Edificio de la sede de Iberdrola en Bilbao.
El pleno del Parlamento vasco ha aprobado hoy, por unanimidad, una resolución en la que muestra su apoyo a la empresa Iberdrola y el mantenimiento de su sede central en Euskadi, "sin que se fragmente". Todos los grupos de la Cámara, excepto el PCTV-EHAK y Aralar que no participaron en el debate ni en las votaciones, respaldaron una proposición no de ley del PSE-EE en la que animan a Iberdrola a que "continúe ejerciendo de líder del sector energético y apostando por las nuevas fuentes de energía renovable".
El debate se ha producido después de que se haya conocido el interés de comprar la eléctrica vasca por parte de la compañía pública francesa del sector, EDF, y la constructora española ACS, o la posibilidad de otra operación liderada por Gas Natural. El Parlamento también ha apoyado, por unanimidad, una enmienda de adición del tripartito en la que se insta al Gobierno español a que utilice el "ordenamiento jurídico para garantizar que no se produzcan asimetrías que rompan la equidad y reciprocidad en las operaciones mercantiles".

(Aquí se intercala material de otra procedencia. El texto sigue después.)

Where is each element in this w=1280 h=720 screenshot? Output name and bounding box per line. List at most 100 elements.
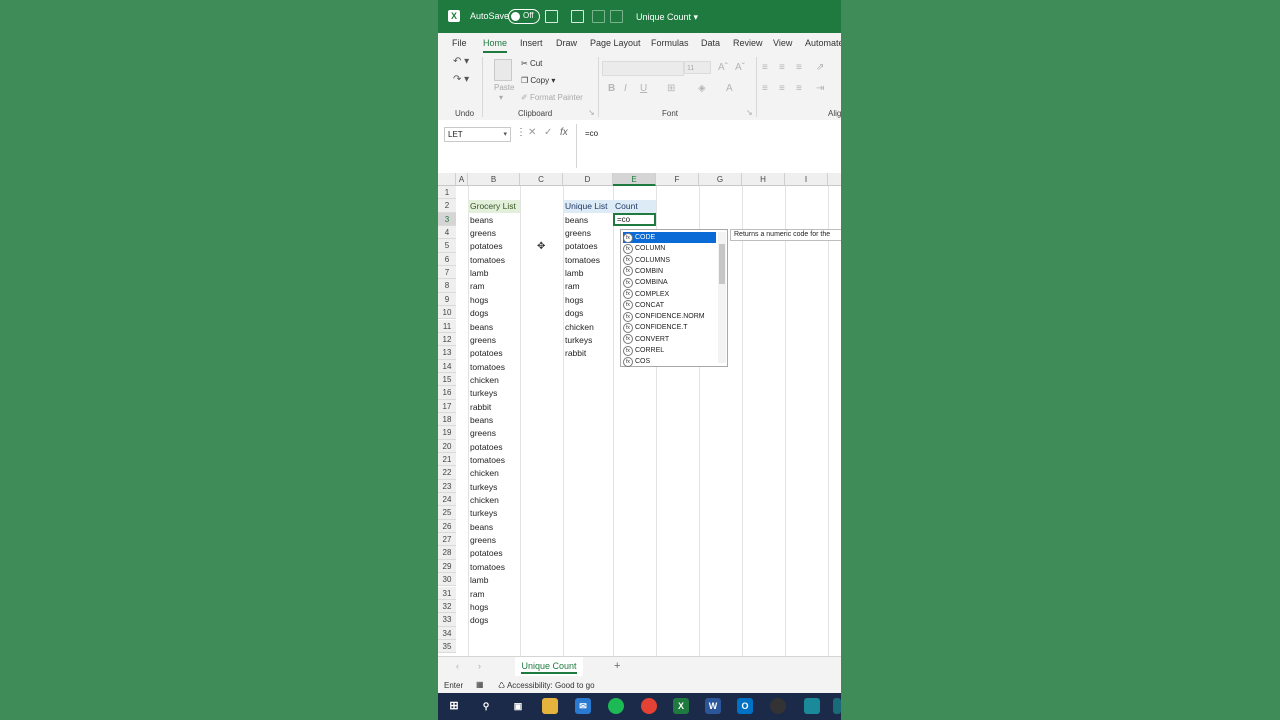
row-header[interactable]: 8 — [438, 279, 456, 293]
row-header[interactable]: 21 — [438, 453, 456, 467]
row-header[interactable]: 32 — [438, 599, 456, 614]
autocomplete-item[interactable]: fx CONFIDENCE.T — [623, 322, 716, 333]
align-center-icon[interactable]: ≡ — [779, 83, 785, 94]
prev-sheet-icon[interactable]: ‹ — [456, 661, 459, 671]
column-header-i[interactable]: I — [785, 173, 828, 186]
search-icon[interactable]: ⚲ — [478, 698, 494, 714]
grocery-item-cell[interactable]: chicken — [470, 375, 499, 385]
row-header[interactable]: 4 — [438, 226, 456, 240]
row-header[interactable]: 28 — [438, 546, 456, 560]
select-all-corner[interactable] — [438, 173, 456, 186]
column-header-h[interactable]: H — [742, 173, 785, 186]
app-icon[interactable] — [804, 698, 820, 714]
row-header[interactable]: 25 — [438, 506, 456, 520]
autosave-toggle[interactable]: Off — [508, 9, 540, 24]
row-header[interactable]: 10 — [438, 306, 456, 320]
row-header[interactable]: 6 — [438, 252, 456, 267]
chrome-icon[interactable] — [641, 698, 657, 714]
column-header-b[interactable]: B — [468, 173, 520, 186]
macro-record-icon[interactable]: ▦ — [476, 680, 484, 689]
grocery-item-cell[interactable]: turkeys — [470, 388, 497, 398]
grocery-item-cell[interactable]: potatoes — [470, 348, 503, 358]
grocery-item-cell[interactable]: tomatoes — [470, 455, 505, 465]
sheet-tab-unique-count[interactable]: Unique Count — [515, 657, 583, 676]
row-header[interactable]: 17 — [438, 399, 456, 413]
tab-page-layout[interactable]: Page Layout — [590, 38, 641, 48]
font-color-icon[interactable]: A — [726, 83, 733, 94]
autocomplete-item[interactable]: fx CONFIDENCE.NORM — [623, 311, 716, 322]
align-right-icon[interactable]: ≡ — [796, 83, 802, 94]
fill-color-icon[interactable]: ◈ — [698, 83, 706, 94]
grocery-item-cell[interactable]: greens — [470, 535, 496, 545]
bold-icon[interactable]: B — [608, 83, 615, 94]
row-header[interactable]: 14 — [438, 359, 456, 373]
grocery-item-cell[interactable]: ram — [470, 589, 485, 599]
grocery-item-cell[interactable]: turkeys — [470, 482, 497, 492]
unique-list-header[interactable]: Unique List — [565, 201, 608, 211]
font-size-select[interactable]: 11 — [684, 61, 711, 74]
unique-item-cell[interactable]: hogs — [565, 295, 583, 305]
dialog-launcher-icon[interactable]: ↘ — [588, 108, 595, 117]
row-header[interactable]: 23 — [438, 479, 456, 494]
row-header[interactable]: 7 — [438, 266, 456, 280]
grocery-item-cell[interactable]: beans — [470, 415, 493, 425]
insert-function-icon[interactable]: fx — [560, 127, 568, 138]
row-header[interactable]: 16 — [438, 386, 456, 400]
excel-taskbar-icon[interactable]: X — [673, 698, 689, 714]
grocery-item-cell[interactable]: chicken — [470, 468, 499, 478]
paste-icon[interactable] — [494, 59, 512, 81]
align-middle-icon[interactable]: ≡ — [779, 62, 785, 73]
unique-item-cell[interactable]: ram — [565, 281, 580, 291]
grocery-item-cell[interactable]: dogs — [470, 308, 488, 318]
column-header-a[interactable]: A — [456, 173, 468, 186]
row-header[interactable]: 13 — [438, 346, 456, 360]
edit-icon[interactable] — [571, 10, 584, 23]
print-icon[interactable] — [592, 10, 605, 23]
row-header[interactable]: 9 — [438, 292, 456, 307]
cut-button[interactable]: ✂ Cut — [521, 59, 542, 68]
tab-draw[interactable]: Draw — [556, 38, 577, 48]
tab-formulas[interactable]: Formulas — [651, 38, 689, 48]
cancel-icon[interactable]: ✕ — [528, 127, 536, 138]
unique-item-cell[interactable]: tomatoes — [565, 255, 600, 265]
row-header[interactable]: 11 — [438, 319, 456, 333]
mail-icon[interactable]: ✉ — [575, 698, 591, 714]
accessibility-status[interactable]: ♺ Accessibility: Good to go — [498, 681, 595, 690]
autocomplete-item[interactable]: fx COMPLEX — [623, 289, 716, 300]
tab-automate[interactable]: Automate — [805, 38, 841, 48]
row-header[interactable]: 27 — [438, 533, 456, 547]
grocery-item-cell[interactable]: turkeys — [470, 508, 497, 518]
underline-icon[interactable]: U — [640, 83, 647, 94]
grocery-item-cell[interactable]: tomatoes — [470, 255, 505, 265]
file-explorer-icon[interactable] — [542, 698, 558, 714]
row-header[interactable]: 34 — [438, 626, 456, 640]
grocery-item-cell[interactable]: potatoes — [470, 548, 503, 558]
grocery-item-cell[interactable]: potatoes — [470, 241, 503, 251]
grocery-item-cell[interactable]: hogs — [470, 295, 488, 305]
grocery-item-cell[interactable]: beans — [470, 322, 493, 332]
tab-file[interactable]: File — [452, 38, 467, 48]
row-header[interactable]: 15 — [438, 372, 456, 387]
align-bottom-icon[interactable]: ≡ — [796, 62, 802, 73]
indent-icon[interactable]: ⇥ — [816, 83, 824, 94]
format-painter-button[interactable]: ✐ Format Painter — [521, 93, 583, 102]
row-header[interactable]: 30 — [438, 573, 456, 587]
tab-insert[interactable]: Insert — [520, 38, 543, 48]
paste-button[interactable]: Paste — [494, 83, 514, 92]
next-sheet-icon[interactable]: › — [478, 661, 481, 671]
grocery-item-cell[interactable]: tomatoes — [470, 562, 505, 572]
grocery-list-header[interactable]: Grocery List — [470, 201, 516, 211]
active-cell-e3[interactable]: =co — [613, 213, 656, 226]
redo-icon[interactable]: ↷ ▾ — [453, 74, 469, 85]
grocery-item-cell[interactable]: greens — [470, 335, 496, 345]
tab-review[interactable]: Review — [733, 38, 763, 48]
grocery-item-cell[interactable]: potatoes — [470, 442, 503, 452]
unique-item-cell[interactable]: rabbit — [565, 348, 586, 358]
grocery-item-cell[interactable]: tomatoes — [470, 362, 505, 372]
tab-view[interactable]: View — [773, 38, 792, 48]
autocomplete-item[interactable]: fx CONCAT — [623, 300, 716, 311]
column-header-e[interactable]: E — [613, 173, 656, 186]
row-header[interactable]: 18 — [438, 412, 456, 427]
grocery-item-cell[interactable]: ram — [470, 281, 485, 291]
row-header[interactable]: 12 — [438, 332, 456, 347]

El portavoz en el debate del PNV, José María González, ha explicado que esta asimetría se da en el interés de compra de Iberdrola por parte de la compañía pública francesa, por lo que ha dicho que el sentido de esta enmienda es animar al Gobierno español a que "impida" que se lleve a efecto esta operación.
El secretario general de los socialistas vascos, Patxi López, ha defendido la iniciativa original y ha dicho que Iberdrola es una "marca de país que genera riqueza e imagen en el mundo y que hace posible además que Euskadi esté presente como un referente importante en el sector energético mundial".
El 'caso Endesa'
Antonio Damborenea (PP) ha dicho que su enmienda decía lo mismo que la del tripartito, que ha apoyado el PSE-EE, pero de forma explícita, y ha sostenido que en esta materia lo realmente importante es defender el derecho de los ciudadanos a que tengan un suministro eléctrico bueno y a un precio razonable. Damborenea ha explicado que fue el Gobierno socialista el que, con el caso de Endesa, "abrió el melón" de la compra de empresa de sectores estratégicos.
Rafael Larreina (EA) ha aprovechado este debate para recordar que La Caixa participa de Gas Natural y que se debe hacer en Euskadi una "reflexión urgente" para promover la fusión de las tres cajas vascas que sirviera como la entidad catalana de apoyo a proyectos empresariales vascos. Larreina ha asegurado que la no fusión de las tres cajas ya ha provocado que la sede de la antigua empresa Gamesa ya no esté en la Comunidad autónoma vasca, porque la Caja Vital, ha dicho, no tenía los recursos necesarios para apoyar el proyecto industrial.